I think it is actually mainly about something else. The adaptive queue usually
behaves like a bucket queue. I assume there is only a handful of domains
(certainly parcprinter, but perhaps that might be the only domain) where it will
behave like a heap queue instead. Now, our bucket queue uses LIFO tie-breaking,
so it prefers to go deep. This is actually a quite good tie-breaking strategy in
this case: with a perfect heuristic, it's often a much better tie-breaking
strategy than low-h. In uniform-cost domains, they are the same given a perfect
heuristic, but in general-cost domains, they are not.
In particular, in domains where all operator costs are 0 and 1, LIFO
tie-breaking pushes on down one particular path after applying a 0-cost
operator, while low-h tie-breaking wanders around on 0-cost plateaus aimlessly.
In domains like openstacks, LIFO clearly makes a lot more sense. (That isn't to
say it's a universally good tie-breaking strategy; what we would really like is
tie-breaking in favor of low-d, i.e., distance to the goal ignoring action
costs, but of course we don't have that information.)
Going through the detailed results for score_total_time, the low-h tie-breaking
strategy mainly does poorly in domains where the operator costs are 0 and 1. I
think it would be quite interesting to see the results separated out by the
costs used per domain: unit, binary (0 or 1), or general, and it would be
interesting to local at the comparisons between adaptive queue and the
tie-breaking heap queue for these. But that isn't to say that we need to produce
these numbers, just that they would be interesting to see.

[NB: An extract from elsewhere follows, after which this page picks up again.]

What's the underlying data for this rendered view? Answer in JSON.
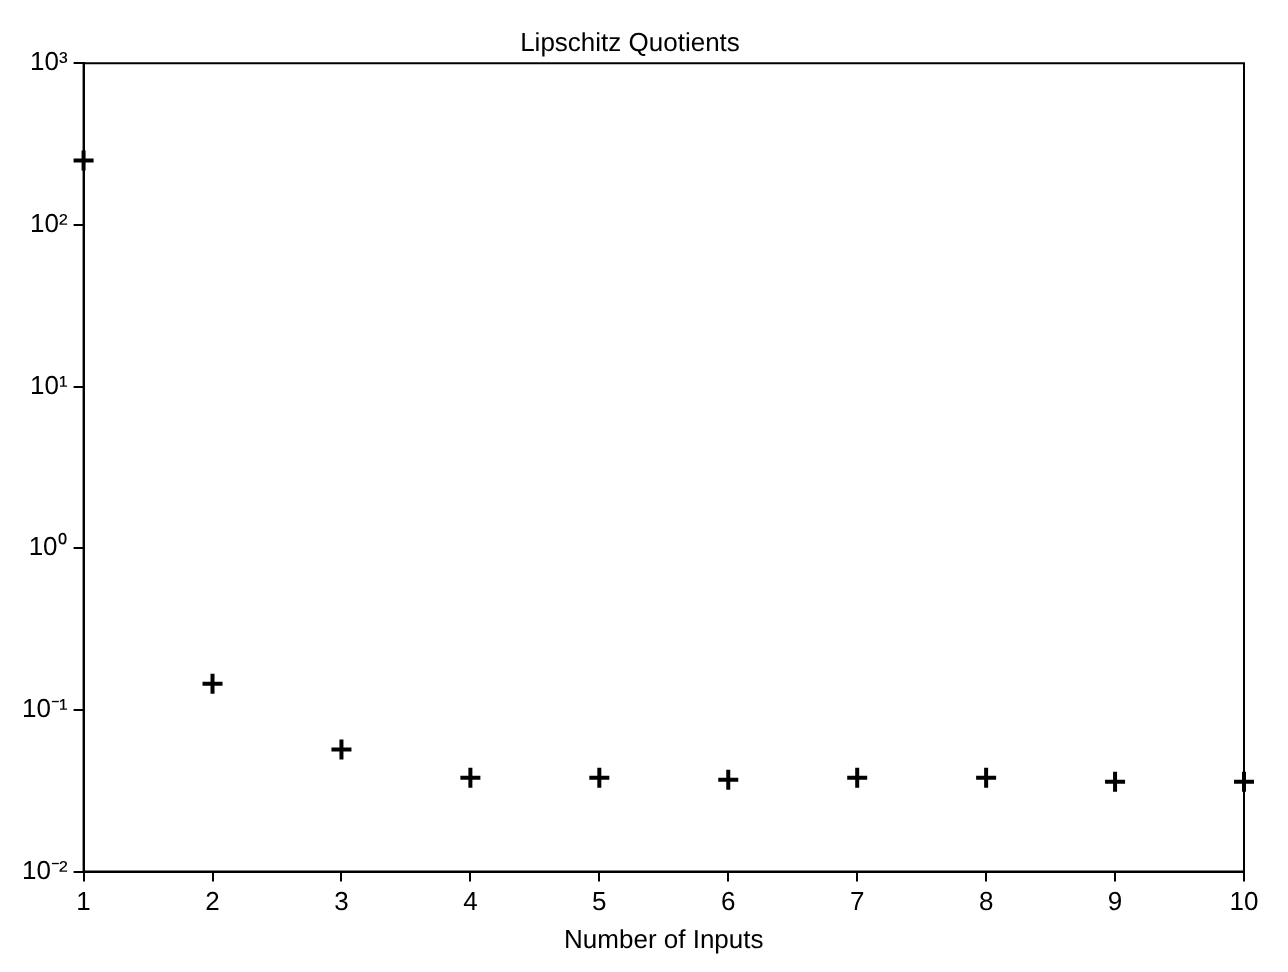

In summary, it looks like we currently get good performance because we already
do good tie-breaking almost by accident. If the adaptive queue behaved like a
bucket queue less frequently (e.g. if we multiplied all action costs by 1000 in
all domains), this would no longer be true, and explicit tie-breaking would be
very useful. So we're basically saved here by the fact that action costs tend to
be low in almost all domains.
|